Diese Sicherheit, wie wir sie auf dem Tahrir-Platz in Bagdad erlebten, habe ich zuvor in meinem Leben noch nie verspürt. Wir hatten einen Ort geschaffen, an dem wir endlich eine gesunde Beziehung zwischen den Geschlechtern herstellen konnten. Wir waren total durchmischt, es wurde gesungen und getanzt. Als Frau wurde ich mein ganzes Leben lang zum Objekt gemacht – außer auf dem Tahrir-Platz. Ich habe mich wie Zuhause gefühlt – sicher und geborgen.
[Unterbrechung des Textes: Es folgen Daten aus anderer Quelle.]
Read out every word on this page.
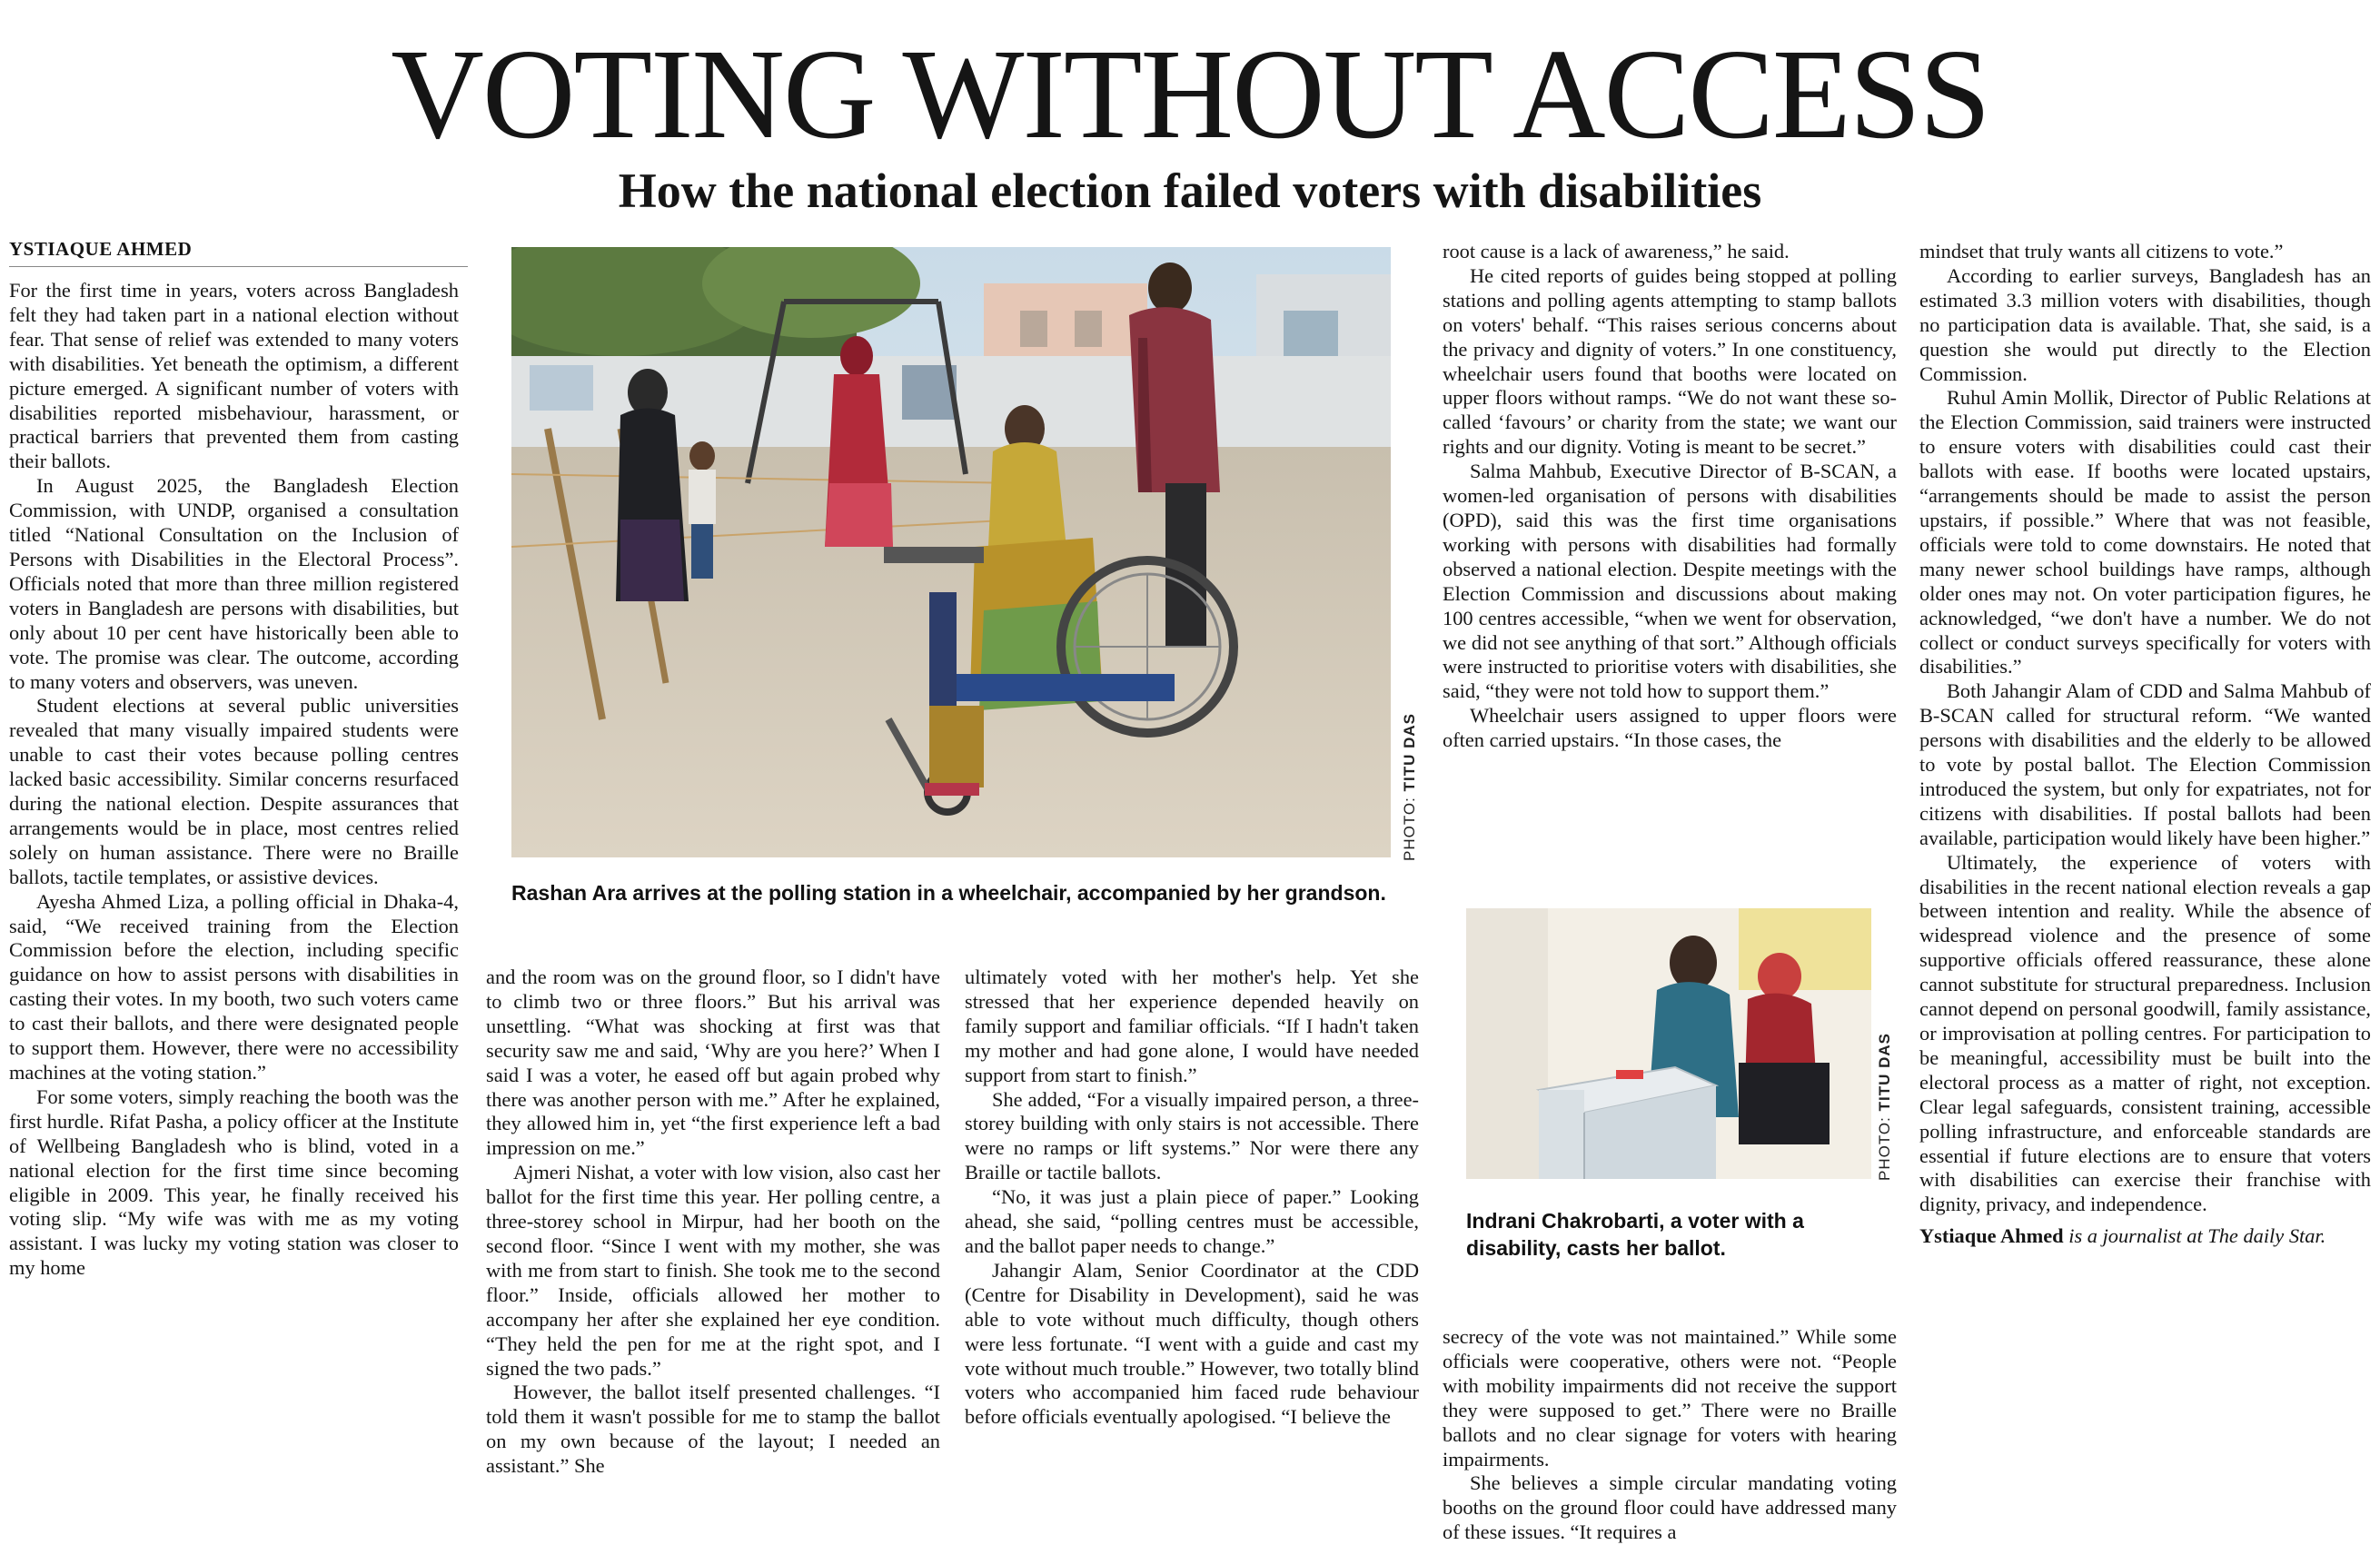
VOTING WITHOUT ACCESS
How the national election failed voters with disabilities
YSTIAQUE AHMED

For the first time in years, voters across Bangladesh felt they had taken part in a national election without fear. That sense of relief was extended to many voters with disabilities. Yet beneath the optimism, a different picture emerged. A significant number of voters with disabilities reported misbehaviour, harassment, or practical barriers that prevented them from casting their ballots.

In August 2025, the Bangladesh Election Commission, with UNDP, organised a consultation titled “National Consultation on the Inclusion of Persons with Disabilities in the Electoral Process”. Officials noted that more than three million registered voters in Bangladesh are persons with disabilities, but only about 10 per cent have historically been able to vote. The promise was clear. The outcome, according to many voters and observers, was uneven.

Student elections at several public universities revealed that many visually impaired students were unable to cast their votes because polling centres lacked basic accessibility. Similar concerns resurfaced during the national election. Despite assurances that arrangements would be in place, most centres relied solely on human assistance. There were no Braille ballots, tactile templates, or assistive devices.

Ayesha Ahmed Liza, a polling official in Dhaka-4, said, “We received training from the Election Commission before the election, including specific guidance on how to assist persons with disabilities in casting their votes. In my booth, two such voters came to cast their ballots, and there were designated people to support them. However, there were no accessibility machines at the voting station.”

For some voters, simply reaching the booth was the first hurdle. Rifat Pasha, a policy officer at the Institute of Wellbeing Bangladesh who is blind, voted in a national election for the first time since becoming eligible in 2009. This year, he finally received his voting slip. “My wife was with me as my voting assistant. I was lucky my voting station was closer to my home

PHOTO: TITU DAS
Rashan Ara arrives at the polling station in a wheelchair, accompanied by her grandson.

and the room was on the ground floor, so I didn't have to climb two or three floors.” But his arrival was unsettling. “What was shocking at first was that security saw me and said, ‘Why are you here?’ When I said I was a voter, he eased off but again probed why there was another person with me.” After he explained, they allowed him in, yet “the first experience left a bad impression on me.”

Ajmeri Nishat, a voter with low vision, also cast her ballot for the first time this year. Her polling centre, a three-storey school in Mirpur, had her booth on the second floor. “Since I went with my mother, she was with me from start to finish. She took me to the second floor.” Inside, officials allowed her mother to accompany her after she explained her eye condition. “They held the pen for me at the right spot, and I signed the two pads.”

However, the ballot itself presented challenges. “I told them it wasn't possible for me to stamp the ballot on my own because of the layout; I needed an assistant.” She

ultimately voted with her mother's help. Yet she stressed that her experience depended heavily on family support and familiar officials. “If I hadn't taken my mother and had gone alone, I would have needed support from start to finish.”

She added, “For a visually impaired person, a three-storey building with only stairs is not accessible. There were no ramps or lift systems.” Nor were there any Braille or tactile ballots.

“No, it was just a plain piece of paper.” Looking ahead, she said, “polling centres must be accessible, and the ballot paper needs to change.”

Jahangir Alam, Senior Coordinator at the CDD (Centre for Disability in Development), said he was able to vote without much difficulty, though others were less fortunate. “I went with a guide and cast my vote without much trouble.” However, two totally blind voters who accompanied him faced rude behaviour before officials eventually apologised. “I believe the

root cause is a lack of awareness,” he said.

He cited reports of guides being stopped at polling stations and polling agents attempting to stamp ballots on voters' behalf. “This raises serious concerns about the privacy and dignity of voters.” In one constituency, wheelchair users found that booths were located on upper floors without ramps. “We do not want these so-called ‘favours’ or charity from the state; we want our rights and our dignity. Voting is meant to be secret.”

Salma Mahbub, Executive Director of B-SCAN, a women-led organisation of persons with disabilities (OPD), said this was the first time organisations working with persons with disabilities had formally observed a national election. Despite meetings with the Election Commission and discussions about making 100 centres accessible, “when we went for observation, we did not see anything of that sort.” Although officials were instructed to prioritise voters with disabilities, she said, “they were not told how to support them.”

Wheelchair users assigned to upper floors were often carried upstairs. “In those cases, the

PHOTO: TITU DAS
Indrani Chakrobarti, a voter with a disability, casts her ballot.

secrecy of the vote was not maintained.” While some officials were cooperative, others were not. “People with mobility impairments did not receive the support they were supposed to get.” There were no Braille ballots and no clear signage for voters with hearing impairments.

She believes a simple circular mandating voting booths on the ground floor could have addressed many of these issues. “It requires a

mindset that truly wants all citizens to vote.”

According to earlier surveys, Bangladesh has an estimated 3.3 million voters with disabilities, though no participation data is available. That, she said, is a question she would put directly to the Election Commission.

Ruhul Amin Mollik, Director of Public Relations at the Election Commission, said trainers were instructed to ensure voters with disabilities could cast their ballots with ease. If booths were located upstairs, “arrangements should be made to assist the person upstairs, if possible.” Where that was not feasible, officials were told to come downstairs. He noted that many newer school buildings have ramps, although older ones may not. On voter participation figures, he acknowledged, “we don't have a number. We do not collect or conduct surveys specifically for voters with disabilities.”

Both Jahangir Alam of CDD and Salma Mahbub of B-SCAN called for structural reform. “We wanted persons with disabilities and the elderly to be allowed to vote by postal ballot. The Election Commission introduced the system, but only for expatriates, not for citizens with disabilities. If postal ballots had been available, participation would likely have been higher.”

Ultimately, the experience of voters with disabilities in the recent national election reveals a gap between intention and reality. While the absence of widespread violence and the presence of some supportive officials offered reassurance, these alone cannot substitute for structural preparedness. Inclusion cannot depend on personal goodwill, family assistance, or improvisation at polling centres. For participation to be meaningful, accessibility must be built into the electoral process as a matter of right, not exception. Clear legal safeguards, consistent training, accessible polling infrastructure, and enforceable standards are essential if future elections are to ensure that voters with disabilities can exercise their franchise with dignity, privacy, and independence.

Ystiaque Ahmed is a journalist at The daily Star.
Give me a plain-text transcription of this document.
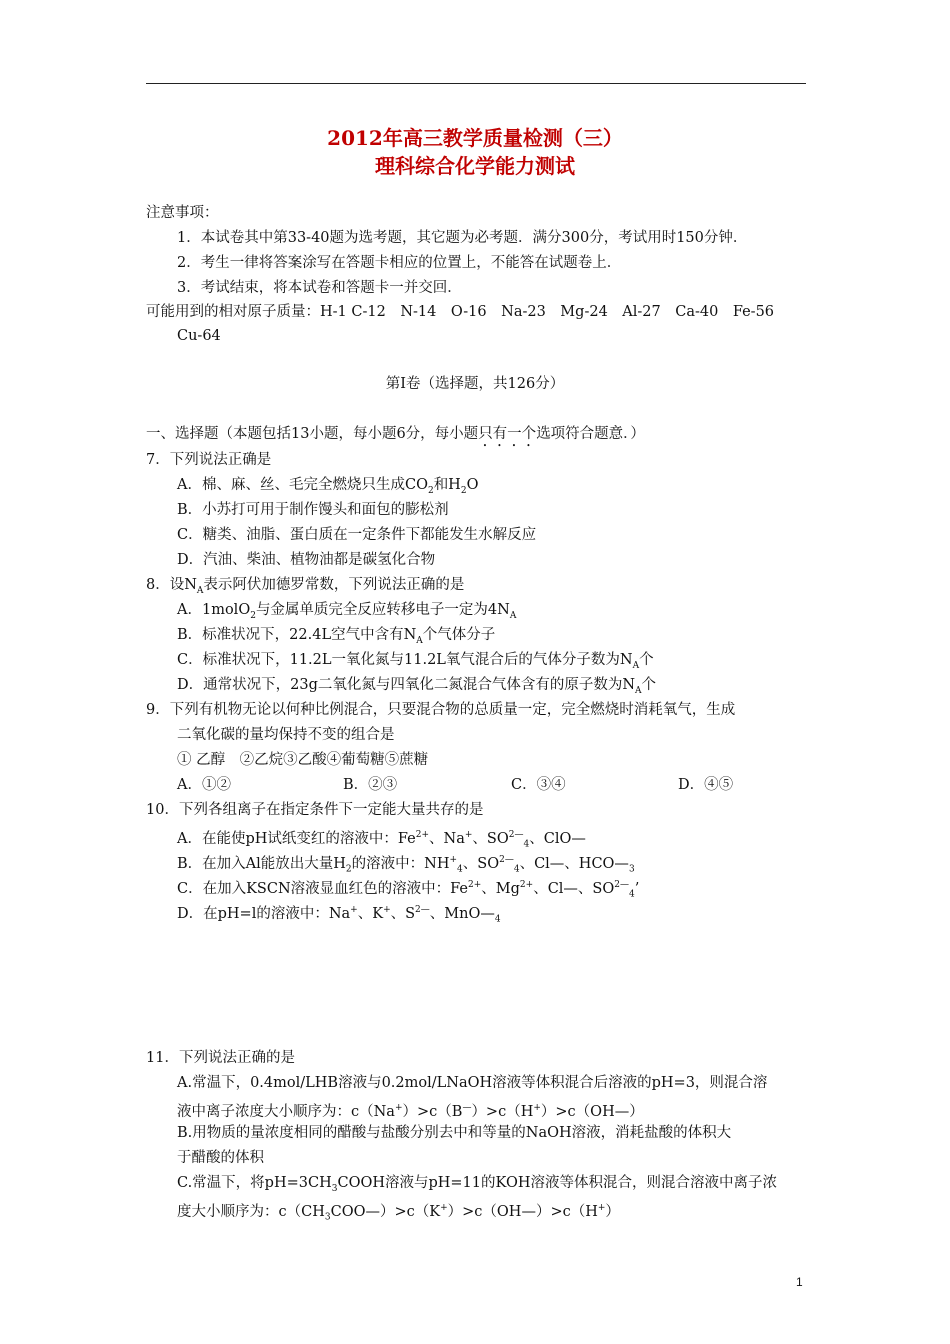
2012年高三教学质量检测（三）
理科综合化学能力测试
注意事项：
1．本试卷其中第33-40题为选考题，其它题为必考题．满分300分，考试用时150分钟．
2．考生一律将答案涂写在答题卡相应的位置上，不能答在试题卷上．
3．考试结束，将本试卷和答题卡一并交回．
可能用到的相对原子质量：H-1 C-12　N-14　O-16　Na-23　Mg-24　Al-27　Ca-40　Fe-56
Cu-64
第Ⅰ卷（选择题，共126分）
一、选择题（本题包括13小题，每小题6分，每小题只有一个选项符合题意．）
7．下列说法正确是
A．棉、麻、丝、毛完全燃烧只生成$CO_2$和$H_2O$
B．小苏打可用于制作馒头和面包的膨松剂
C．糖类、油脂、蛋白质在一定条件下都能发生水解反应
D．汽油、柴油、植物油都是碳氢化合物
8．设$N_A$表示阿伏加德罗常数，下列说法正确的是
A．1molO$_2$与金属单质完全反应转移电子一定为$4N_A$
B．标准状况下，22.4L空气中含有$N_A$个气体分子
C．标准状况下，11.2L一氧化氮与11.2L氧气混合后的气体分子数为$N_A$个
D．通常状况下，23g二氧化氮与四氧化二氮混合气体含有的原子数为$N_A$个
9．下列有机物无论以何种比例混合，只要混合物的总质量一定，完全燃烧时消耗氧气，生成
二氧化碳的量均保持不变的组合是
① 乙醇　②乙烷③乙酸④葡萄糖⑤蔗糖
A．①②	B．②③	C．③④	D．④⑤
10．下列各组离子在指定条件下一定能大量共存的是
A．在能使pH试纸变红的溶液中：$Fe^{2+}$、Na+、$SO^{2—}_4$、ClO—
B．在加入Al能放出大量$H_2$的溶液中：$NH^+_4$、$SO^{2—}_4$、Cl—、$HCO—_3$
C．在加入KSCN溶液显血红色的溶液中：$Fe^{2+}$、$Mg^{2+}$、Cl—、$SO^{2—}_4$’
D．在pH=l的溶液中：Na+、K+、$S^{2—}$、$MnO—_4$
11．下列说法正确的是
A.常温下，0.4mol/LHB溶液与0.2mol/LNaOH溶液等体积混合后溶液的pH=3，则混合溶
液中离子浓度大小顺序为：c（Na+）>c（B—）>c（H+）>c（OH—）
B.用物质的量浓度相同的醋酸与盐酸分别去中和等量的NaOH溶液，消耗盐酸的体积大
于醋酸的体积
C.常温下，将$pH=3CH_3COOH$溶液与pH=11的KOH溶液等体积混合，则混合溶液中离子浓
度大小顺序为：$c(CH_3COO—)>c(K^+)>c(OH—)>c(H^+)$
1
Ich habe dadurch viele Ängste verloren. Ich fühle mich so stark wie noch nie und dafür haben wir viele Hürden genommen. Ich habe keine Angst mehr in den Medien aufzutauchen oder eine Demonstration zu führen. Als Frauen wurden wir nicht nur politisch, sondern auch gesellschaftlich bedroht, es hieß dann „das ist nicht gut für deinen Ruf“ oder „das ist gegen deine Ehre“. Auf den Vorwurf der Ehrlosigkeit haben wir Frauen im Februar 2020 mit dem „Blumen-Marsch“ geantwortet. Ihr findet Frauen auf Demos ehrlos? Dann wartet mal ab! Wir haben einfach das ganze Land mit Frauendemonstrationen geflutet. 

Es ging und geht dabei aber nicht nur um mich, sondern um mich und dich, um sie und ihn. Es geht um uns alle und wie wir ein Land aufbauen wollen, in dem sich niemand in so etwas einmischt. Ein Land, aus dem wir nicht auswandern wollen, in dem wir gut und gerne leben. 

Ihr hattet ganz lange gar keinen Namen, was sehr bezeichnend für die Tashreen-Bewegung ist. Später habt ihr euch „Enana Tashreen“ genannt. Warum?

Enana war eine Göttin bei den alten Sumerern. In der Mythologie steht sie symbolisch für eine sehr starke Frau –  das war unsere Inspiration. 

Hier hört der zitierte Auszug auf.